Li Yuzhe, Chang Huan, Zhang Qi, Gao Ran, Tian Feng, Tian Qinghua, Wang Yongjun, Rao Lan, Guo Dong, Wang Fu, Zhou Sitong, Xin Xiangjun
Appl Opt. 2024 Mar 1;63(7):1881-1887. doi: 10.1364/AO.517521.
The probabilistic shaping (PS) technique is a key technology for fiber optic communication systems to further approach the Shannon limit. To solve the problem that nonlinear equalizers are ineffective for probabilistic shaping optical communication systems with non-uniform distribution, a distribution alignment convolutional neural network (DACNN)-aided nonlinear equalizer is proposed. The approach calibrates the equalizer using the probabilistic shaping prior distribution, which reduces the training complexity and improves the performance of the equalizer simultaneously. Experimental results show nonlinear equalization of 120 Gb/s PS 64QAM signals in a 375 km transmission scenario. The proposed DACNN equalizer improves the receiver sensitivity by 2.6 dB and 1.1 dB over the Volterra equalizer and convolutional neural network (CNN) equalizer, respectively. Meanwhile, DACNN converges with fewer training epochs than CNN, which provides great potential for mitigating the nonlinear distortion of PS signals in fiber optic communication systems.
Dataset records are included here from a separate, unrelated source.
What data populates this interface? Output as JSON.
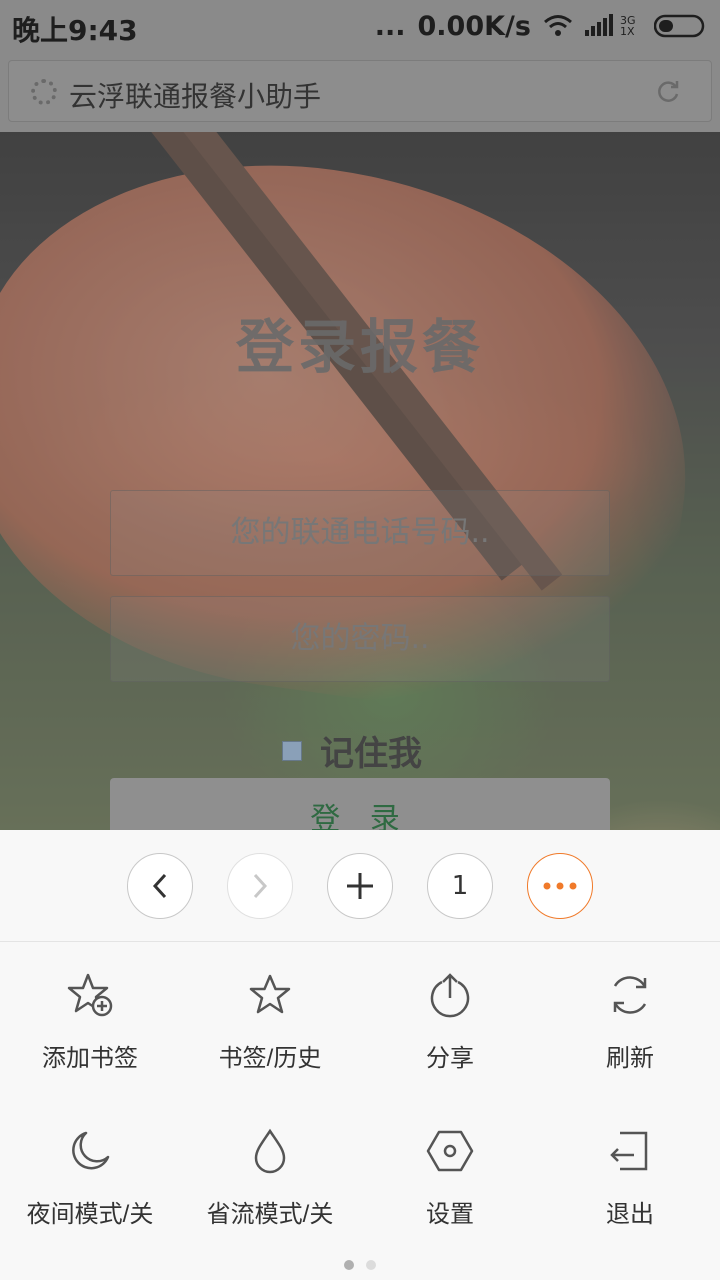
{
  "status_bar": {
    "time": "晚上9:43",
    "dots": "...",
    "speed": "0.00K/s",
    "network": "3G 1X"
  },
  "address_bar": {
    "title": "云浮联通报餐小助手"
  },
  "login": {
    "title": "登录报餐",
    "phone_placeholder": "您的联通电话号码..",
    "password_placeholder": "您的密码..",
    "remember_label": "记住我",
    "login_button": "登 录"
  },
  "browser_nav": {
    "tab_count": "1"
  },
  "menu": {
    "items": [
      {
        "label": "添加书签",
        "icon": "star-plus-icon"
      },
      {
        "label": "书签/历史",
        "icon": "star-icon"
      },
      {
        "label": "分享",
        "icon": "share-icon"
      },
      {
        "label": "刷新",
        "icon": "refresh-icon"
      },
      {
        "label": "夜间模式/关",
        "icon": "moon-icon"
      },
      {
        "label": "省流模式/关",
        "icon": "drop-icon"
      },
      {
        "label": "设置",
        "icon": "hexagon-settings-icon"
      },
      {
        "label": "退出",
        "icon": "exit-icon"
      }
    ],
    "page_count": 2,
    "active_page": 1
  },
  "colors": {
    "accent": "#f07a2a",
    "menu_bg": "#f8f8f8",
    "icon": "#555555"
  }
}
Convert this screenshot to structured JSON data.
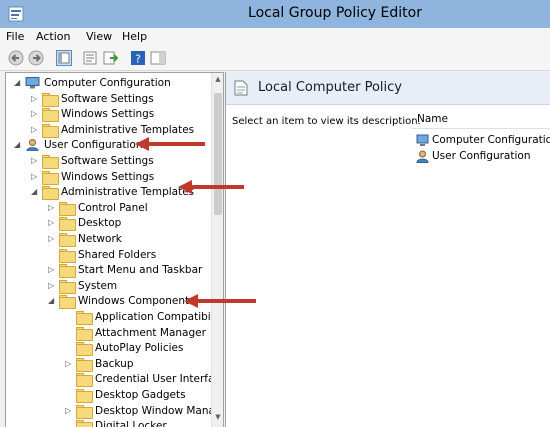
{
  "window": {
    "title": "Local Group Policy Editor"
  },
  "menu": [
    "File",
    "Action",
    "View",
    "Help"
  ],
  "toolbar": {
    "buttons": [
      "back-icon",
      "forward-icon",
      "show-hide-tree-icon",
      "properties-icon",
      "export-list-icon",
      "help-icon",
      "action-pane-icon"
    ]
  },
  "tree": [
    {
      "label": "Computer Configuration",
      "level": 0,
      "expander": "expanded",
      "icon": "computer-icon"
    },
    {
      "label": "Software Settings",
      "level": 1,
      "expander": "collapsed",
      "icon": "folder-icon"
    },
    {
      "label": "Windows Settings",
      "level": 1,
      "expander": "collapsed",
      "icon": "folder-icon"
    },
    {
      "label": "Administrative Templates",
      "level": 1,
      "expander": "collapsed",
      "icon": "folder-icon"
    },
    {
      "label": "User Configuration",
      "level": 0,
      "expander": "expanded",
      "icon": "user-icon"
    },
    {
      "label": "Software Settings",
      "level": 1,
      "expander": "collapsed",
      "icon": "folder-icon"
    },
    {
      "label": "Windows Settings",
      "level": 1,
      "expander": "collapsed",
      "icon": "folder-icon"
    },
    {
      "label": "Administrative Templates",
      "level": 1,
      "expander": "expanded",
      "icon": "folder-icon"
    },
    {
      "label": "Control Panel",
      "level": 2,
      "expander": "collapsed",
      "icon": "folder-icon"
    },
    {
      "label": "Desktop",
      "level": 2,
      "expander": "collapsed",
      "icon": "folder-icon"
    },
    {
      "label": "Network",
      "level": 2,
      "expander": "collapsed",
      "icon": "folder-icon"
    },
    {
      "label": "Shared Folders",
      "level": 2,
      "expander": "none",
      "icon": "folder-icon"
    },
    {
      "label": "Start Menu and Taskbar",
      "level": 2,
      "expander": "collapsed",
      "icon": "folder-icon"
    },
    {
      "label": "System",
      "level": 2,
      "expander": "collapsed",
      "icon": "folder-icon"
    },
    {
      "label": "Windows Components",
      "level": 2,
      "expander": "expanded",
      "icon": "folder-icon"
    },
    {
      "label": "Application Compatibili",
      "level": 3,
      "expander": "none",
      "icon": "folder-icon"
    },
    {
      "label": "Attachment Manager",
      "level": 3,
      "expander": "none",
      "icon": "folder-icon"
    },
    {
      "label": "AutoPlay Policies",
      "level": 3,
      "expander": "none",
      "icon": "folder-icon"
    },
    {
      "label": "Backup",
      "level": 3,
      "expander": "collapsed",
      "icon": "folder-icon"
    },
    {
      "label": "Credential User Interface",
      "level": 3,
      "expander": "none",
      "icon": "folder-icon"
    },
    {
      "label": "Desktop Gadgets",
      "level": 3,
      "expander": "none",
      "icon": "folder-icon"
    },
    {
      "label": "Desktop Window Manag",
      "level": 3,
      "expander": "collapsed",
      "icon": "folder-icon"
    },
    {
      "label": "Digital Locker",
      "level": 3,
      "expander": "none",
      "icon": "folder-icon"
    }
  ],
  "right_pane": {
    "title": "Local Computer Policy",
    "description": "Select an item to view its description.",
    "column_header": "Name",
    "items": [
      {
        "label": "Computer Configuration",
        "icon": "computer-icon"
      },
      {
        "label": "User Configuration",
        "icon": "user-icon"
      }
    ]
  },
  "annotations": {
    "arrow_color": "#c0392b",
    "arrows": [
      "arrow-to-user-configuration",
      "arrow-to-administrative-templates",
      "arrow-to-windows-components"
    ]
  },
  "colors": {
    "titlebar": "#8fb5df",
    "folder_fill": "#f5d97a",
    "folder_border": "#d4a93c",
    "header_bg": "#e7eef8"
  }
}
概率整形(PS)技术是光纤通信系统进一步逼近香农极限的关键技术。为了解决非线性均衡器对具有非均匀分布的概率整形光通信系统无效的问题,提出了一种分布对齐卷积神经网络(DACNN)辅助的非线性均衡器。该方法利用概率整形先验分布对均衡器进行校准,降低了训练复杂度,同时提高了均衡器的性能。实验结果表明,在375 km传输场景下实现了120 Gb/s PS 64QAM信号的非线性均衡。所提出的DACNN均衡器分别比沃尔泰拉均衡器和卷积神经网络(CNN)均衡器将接收机灵敏度提高了2.6 dB和1.1 dB。同时,DACNN比CNN收敛所需的训练轮次更少,这为减轻光纤通信系统中PS信号的非线性失真提供了巨大潜力。